Pan Seared Pork Chop glazed with Vanilla Bean Honey with Celery Root Slaw & Vanilla Bean Honey Mustard Vinaigrette
Make this recipe with me on the Dishing up Durham show! Watch Season 1 - Episode 2.
Featuring: Villa Vida Loca Farm Vanilla Bean Honey
Slaw:
2 tbsp extra virgin olive oil
2 tsp apple cider vinegar
2 tsp Villa Vida Loca Farm Vanilla Bean Honey
2 tsp whole grain mustard
1 1/2 cups julienned celery root
1/2 cup chopped fresh flat leaf parsley
● In a medium sized mixing bowl, whisk together oil, vinegar, honey and mustard and season to taste with salt and pepper. Add celery root and parsley and toss until evenly coated. Set aside.
Pork Chops:
2 center cut, 1-inch thick, bone-in pork chops
2 tsp canola oil
4 sprigs fresh thyme
2 garlic cloves, peeled and crushed
1 tbsp Villa Vida Loca FVanilla Bean Honey
● Preheat oven 400°F.
● Pat chops dry with paper towel and season each side generously with salt and pepper.

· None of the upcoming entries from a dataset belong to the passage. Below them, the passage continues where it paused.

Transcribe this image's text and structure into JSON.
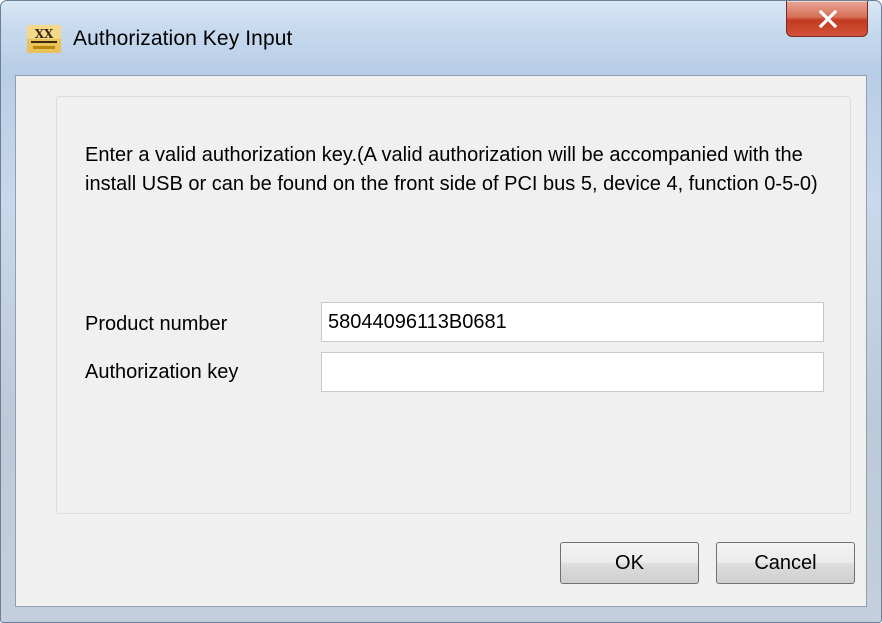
{
  "window": {
    "title": "Authorization Key Input",
    "app_icon": "xx-app-icon",
    "close_icon": "close-x-icon"
  },
  "dialog": {
    "message": "Enter a valid authorization key.(A valid authorization will be accompanied with the install USB or can be found on the front side of PCI bus 5, device 4, function 0-5-0)",
    "product_number": {
      "label": "Product number",
      "value": "58044096113B0681"
    },
    "authorization_key": {
      "label": "Authorization key",
      "value": ""
    }
  },
  "buttons": {
    "ok": "OK",
    "cancel": "Cancel"
  },
  "colors": {
    "close_button": "#c8452b",
    "dialog_background": "#f0f0f0"
  }
}
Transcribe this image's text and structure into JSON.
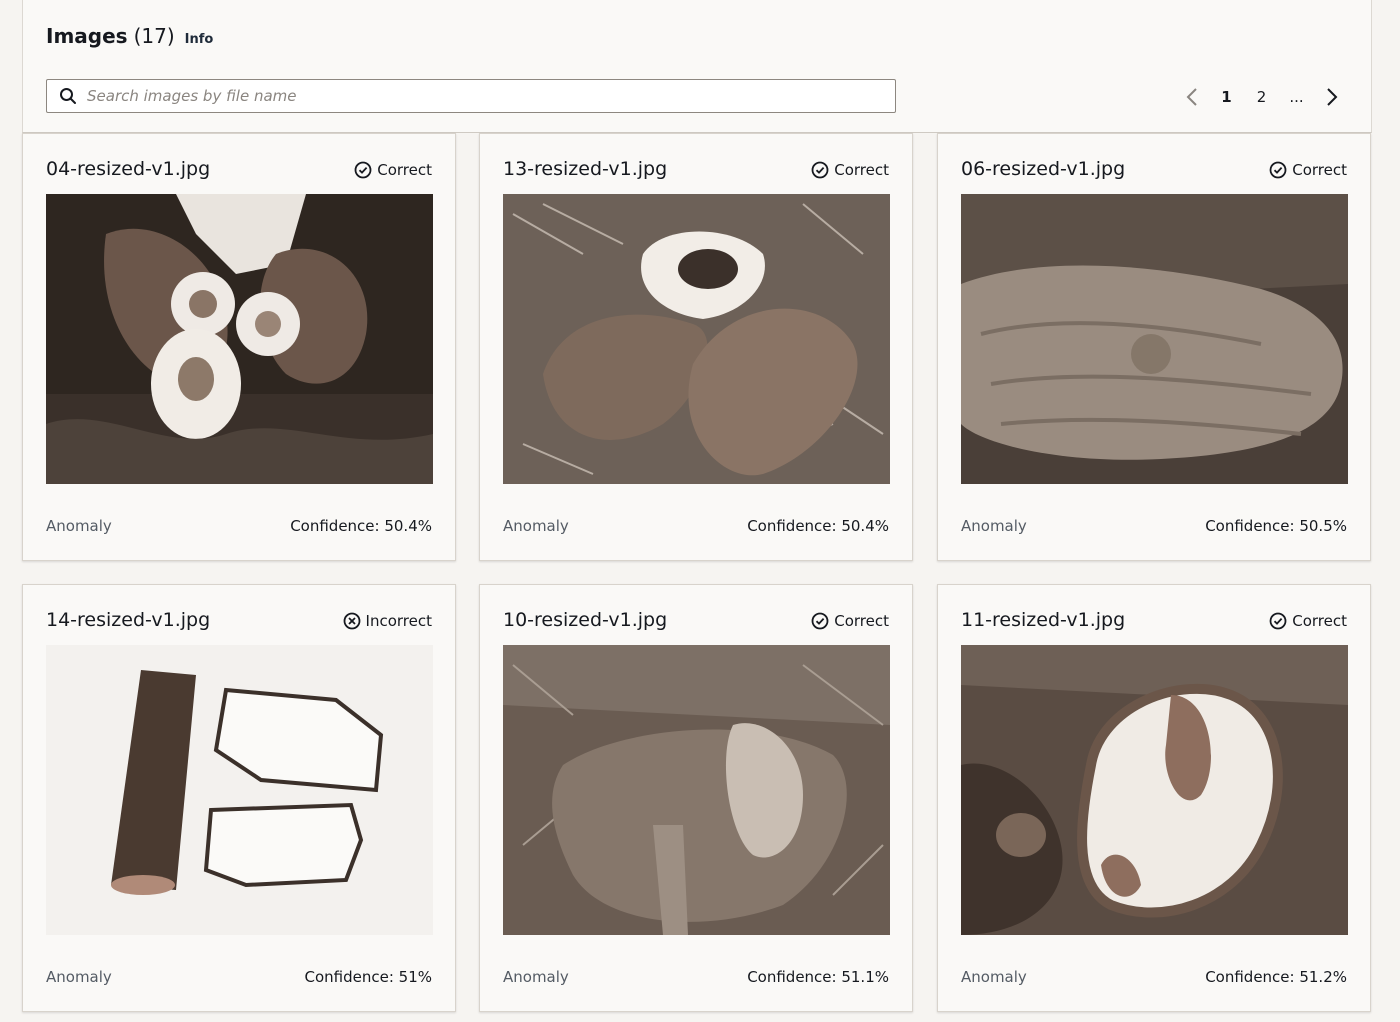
{
  "header": {
    "title": "Images",
    "count": "(17)",
    "info_link": "Info"
  },
  "search": {
    "placeholder": "Search images by file name",
    "icon": "search-icon"
  },
  "pagination": {
    "pages": [
      "1",
      "2",
      "..."
    ],
    "current_page": "1",
    "prev_icon": "chevron-left-icon",
    "next_icon": "chevron-right-icon"
  },
  "cards": [
    {
      "filename": "04-resized-v1.jpg",
      "status": "Correct",
      "status_icon": "check-circle-icon",
      "label": "Anomaly",
      "confidence": "Confidence: 50.4%"
    },
    {
      "filename": "13-resized-v1.jpg",
      "status": "Correct",
      "status_icon": "check-circle-icon",
      "label": "Anomaly",
      "confidence": "Confidence: 50.4%"
    },
    {
      "filename": "06-resized-v1.jpg",
      "status": "Correct",
      "status_icon": "check-circle-icon",
      "label": "Anomaly",
      "confidence": "Confidence: 50.5%"
    },
    {
      "filename": "14-resized-v1.jpg",
      "status": "Incorrect",
      "status_icon": "x-circle-icon",
      "label": "Anomaly",
      "confidence": "Confidence: 51%"
    },
    {
      "filename": "10-resized-v1.jpg",
      "status": "Correct",
      "status_icon": "check-circle-icon",
      "label": "Anomaly",
      "confidence": "Confidence: 51.1%"
    },
    {
      "filename": "11-resized-v1.jpg",
      "status": "Correct",
      "status_icon": "check-circle-icon",
      "label": "Anomaly",
      "confidence": "Confidence: 51.2%"
    }
  ],
  "colors": {
    "background": "#f6f4f1",
    "card": "#faf9f7",
    "text": "#16191f",
    "muted_text": "#545b64"
  }
}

● Place a cast iron skillet over medium-high heat and add oil.
● Once oil begins to smoke, add chops and sear for 3 minutes without moving them.
● Flip chops over, brush with honey, top each with a garlic clove and two thyme sprigs.
● Place skillet the oven and continue cooking chops until internal temperature reaches 150°F on an instant read thermometer, about 3 to 4 minutes. Rest chops 5 minutes before serving, topped with reserved slaw.